August 14, 2003, was the night that the lights went out in New York City.
A blackout shut down the power grid in eight states, mostly in the Northeast, and almost all of the Canadian province of Ontario.
Approximately 55 million people had no air conditioning, microwaves, or cell phones for up to 30 hours.
People had to be rescued from more than 800 elevators stopped in Manhattan office buildings. Subway trains stood in place. Service stations couldn’t pump gas. A sea of humanity trudged from borough to borough as dusk settled over the city.
Stoplights hung useless in the darkness. Businesses closed. Airport security checkpoints folded.
Vendors gave away melting ice cream as quickly as they could. Restaurants unloaded their refrigerators and cooked perishable food items over portable grills out on the street, feeding hundreds of people in spontaneous block parties.
What caused this? Was it terrorism? The city, after all, was still dealing with the shock of 9/11 less than two years earlier.
A fact-finding commission later uncovered plenty of places to point fingers. Archaic power lines, sweltering summer heat, outdated technology, and human error all contributed to the crisis. Ultimately, however, everything pointed to rural Ohio.
The costliest blackout in human history wasn’t caused by terrorists.

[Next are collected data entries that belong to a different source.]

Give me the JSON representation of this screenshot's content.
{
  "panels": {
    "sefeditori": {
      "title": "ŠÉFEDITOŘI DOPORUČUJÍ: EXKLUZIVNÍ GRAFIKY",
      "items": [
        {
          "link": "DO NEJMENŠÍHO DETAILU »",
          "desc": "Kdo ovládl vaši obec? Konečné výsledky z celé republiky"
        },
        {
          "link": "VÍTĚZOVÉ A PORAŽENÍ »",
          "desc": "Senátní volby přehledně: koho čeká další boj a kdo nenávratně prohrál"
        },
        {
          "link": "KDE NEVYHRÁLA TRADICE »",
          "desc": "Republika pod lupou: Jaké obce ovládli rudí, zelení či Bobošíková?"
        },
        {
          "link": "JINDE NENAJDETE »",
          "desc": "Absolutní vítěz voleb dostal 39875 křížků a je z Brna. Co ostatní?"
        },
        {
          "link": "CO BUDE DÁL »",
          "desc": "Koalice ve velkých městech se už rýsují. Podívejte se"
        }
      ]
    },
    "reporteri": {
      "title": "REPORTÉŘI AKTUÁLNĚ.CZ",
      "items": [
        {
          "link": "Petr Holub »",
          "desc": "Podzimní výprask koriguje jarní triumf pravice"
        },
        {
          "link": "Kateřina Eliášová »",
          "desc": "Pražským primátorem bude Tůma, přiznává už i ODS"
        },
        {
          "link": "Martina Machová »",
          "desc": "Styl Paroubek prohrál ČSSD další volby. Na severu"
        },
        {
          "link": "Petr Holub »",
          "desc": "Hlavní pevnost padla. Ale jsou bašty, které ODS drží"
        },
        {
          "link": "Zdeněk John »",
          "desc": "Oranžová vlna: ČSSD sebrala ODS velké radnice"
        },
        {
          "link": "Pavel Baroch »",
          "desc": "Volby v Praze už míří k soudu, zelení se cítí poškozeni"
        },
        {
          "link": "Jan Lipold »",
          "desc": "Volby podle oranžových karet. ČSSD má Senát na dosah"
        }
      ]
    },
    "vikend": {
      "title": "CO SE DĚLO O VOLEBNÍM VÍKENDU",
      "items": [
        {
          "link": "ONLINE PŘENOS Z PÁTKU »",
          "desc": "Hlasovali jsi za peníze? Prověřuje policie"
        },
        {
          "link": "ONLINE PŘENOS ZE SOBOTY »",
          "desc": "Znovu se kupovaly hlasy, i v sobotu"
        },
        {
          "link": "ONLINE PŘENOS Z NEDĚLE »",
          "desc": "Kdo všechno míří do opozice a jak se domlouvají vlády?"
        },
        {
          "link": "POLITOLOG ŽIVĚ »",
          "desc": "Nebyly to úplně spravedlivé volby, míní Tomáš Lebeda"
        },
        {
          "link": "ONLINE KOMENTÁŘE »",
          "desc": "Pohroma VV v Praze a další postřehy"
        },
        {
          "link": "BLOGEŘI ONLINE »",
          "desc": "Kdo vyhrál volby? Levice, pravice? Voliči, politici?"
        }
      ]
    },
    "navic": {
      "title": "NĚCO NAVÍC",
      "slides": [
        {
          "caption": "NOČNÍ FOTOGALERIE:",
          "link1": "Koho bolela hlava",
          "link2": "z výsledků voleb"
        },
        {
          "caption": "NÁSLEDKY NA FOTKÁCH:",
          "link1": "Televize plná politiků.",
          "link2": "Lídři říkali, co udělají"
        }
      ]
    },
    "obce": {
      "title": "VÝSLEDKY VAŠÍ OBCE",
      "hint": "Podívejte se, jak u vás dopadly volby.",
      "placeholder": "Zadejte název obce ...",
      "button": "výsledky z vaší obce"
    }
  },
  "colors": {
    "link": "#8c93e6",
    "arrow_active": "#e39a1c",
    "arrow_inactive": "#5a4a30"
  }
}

The real culprits were trees.
Because temperatures had soared past 90 degrees that day, every fan and air conditioner near the village of Walton Hills in northeastern Ohio was working overtime. That stressed the local power lines, which began to sag. One of the lines came in contact with a tree branch that a work crew had failed to trim.
The line, just as designed, immediately went out of service, shifting its load to an adjacent line. System controllers at FirstEnergy in Akron could easily have compensated. But they never got the alert.
Technicians had been struggling with a bug in the monitoring software. An hour or so earlier, an employee had simply turned it off and departed for lunch.
Not a good move.
The world quickly got a living illustration of the interconnectedness of a modern power grid. One after another, overloaded power lines shut themselves down in a cascading effect that rocketed toward the Atlantic coast in matter of minutes. The engineers at Con Edison in New York City had a mere eight seconds to respond to the approaching crash. They had barely lifted a finger when the city went dark.
Because someone neglected to trim a tree branch near Walton Hills, Ohio, and because a technician went to lunch instead of addressing a software glitch, “the city that never sleeps” closed early that day.
Many of us are associated with organizations that are committed to the transformation of life as we know it. That would include our worshipping communities, innovative not-for-profits, and benevolent corporations.
We’ve dreamed big dreams. We’ve identified strategic initiatives. We have Power Point slide decks that describe our next steps.
But in all the excitement, we may have forgotten something.
We’ve neglected to keep our eyes on that one small thing, that routine task that just happens to fall into our corner of the big picture.
Like those tree branches out there along that seldom-used road.
Little things matter. Because everything is connected. The apostle Paul writes, “Whatever you do, put your whole heart and soul into it, as into work done for God, and not merely for people” (Colossians 3:23).
Honor the one small task on your list of things to do today. Do it with excellence.
Just think: Your faithfulness will help keep the lights on.